8. En second lieu, il résulte des termes mêmes de la décision que celle-ci a été prise pour le seul motif indiqué au point précédent, dont la matérialité n’est pas contestée par le requérant. Si ces faits sont isolés, ils ont été commis le 16 octobre 2013, à une date à laquelle M. D était titulaire depuis plus d’un an d’une carte professionnelle d’agent de sécurité et donc soumis à une exigence déontologique particulièrement élevée. Ils révèlent ainsi un comportement de nature à porter atteinte à la sécurité des biens et sont incompatibles avec l’exercice des fonctions d’agent de sécurité. La circonstance que le refus de renouvellement de sa carte professionnelle cause à l’intéressé des difficultés personnelles n’est pas de nature à atténuer la gravité des faits qui lui sont reprochés. Dans ces conditions, c’est sans commettre d’erreur d’appréciation que la commission nationale d’agrément et de contrôle du CNAPS a refusé de faire droit à la demande de M. D.
9. Il résulte de ce qui précède que M. D n’est pas fondé à soutenir que c’est à tort que, par le jugement attaqué, le tribunal administratif de Montpellier a rejeté sa demande. Par voie de conséquence, ses conclusions à fin d’injonction doivent être rejetées.

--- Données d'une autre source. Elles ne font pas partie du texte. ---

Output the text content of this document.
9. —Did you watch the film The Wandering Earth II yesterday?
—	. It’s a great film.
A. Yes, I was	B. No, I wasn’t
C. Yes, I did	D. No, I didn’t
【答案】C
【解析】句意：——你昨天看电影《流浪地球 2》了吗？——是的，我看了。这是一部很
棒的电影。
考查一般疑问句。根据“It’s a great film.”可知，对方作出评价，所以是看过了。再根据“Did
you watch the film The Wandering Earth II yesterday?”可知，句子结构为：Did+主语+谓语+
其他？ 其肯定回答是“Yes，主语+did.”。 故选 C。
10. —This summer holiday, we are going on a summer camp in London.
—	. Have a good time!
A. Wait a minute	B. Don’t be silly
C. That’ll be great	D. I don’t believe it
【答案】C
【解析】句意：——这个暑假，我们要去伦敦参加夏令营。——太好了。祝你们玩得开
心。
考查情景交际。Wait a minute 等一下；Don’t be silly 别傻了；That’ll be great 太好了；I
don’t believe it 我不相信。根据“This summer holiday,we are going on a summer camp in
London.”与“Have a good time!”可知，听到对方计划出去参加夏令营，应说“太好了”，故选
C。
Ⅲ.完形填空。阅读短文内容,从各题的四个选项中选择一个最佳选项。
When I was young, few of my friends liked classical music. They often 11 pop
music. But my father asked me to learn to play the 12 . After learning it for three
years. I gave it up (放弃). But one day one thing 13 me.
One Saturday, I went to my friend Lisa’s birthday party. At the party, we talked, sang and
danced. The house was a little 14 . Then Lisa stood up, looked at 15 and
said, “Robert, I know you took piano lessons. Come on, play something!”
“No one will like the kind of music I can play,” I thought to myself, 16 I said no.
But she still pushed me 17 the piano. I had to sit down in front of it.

Sur les conclusions relatives au frais d’instance :
10. Les dispositions de l’article L. 761-1 du code de justice administrative s’opposent à ce que soit mise à la charge du Conseil national des activités privées de sécurité, qui n’est pas la partie perdante dans la présente instance, la somme que M. D demande au titre des frais exposés par lui et non compris dans les dépens. Dans les circonstances de l’espèce, il n’y a pas lieu de mettre à la charge de M. D la somme demandée par le CNAPS sur le même fondement.
D É C I D E :
Article 1er : La requête de M. D est rejetée.
Article 2 : Les conclusions présentées par le Conseil national des activités privées de sécurité sur le fondement de l’article L. 761-1 du code de justice administrative sont rejetées.
Article 3 : Le présent arrêt sera notifié à M. B D, à Me A et au Conseil national des activités privées de sécurité.
Délibéré après l’audience publique du 16 juin 2020, où siégeaient :
' Mme E, présidente,
' M. d’Izarn de Villefort, président assesseur,
' Mme C, première conseillère.
Lu en audience publique le 30 juin 2020.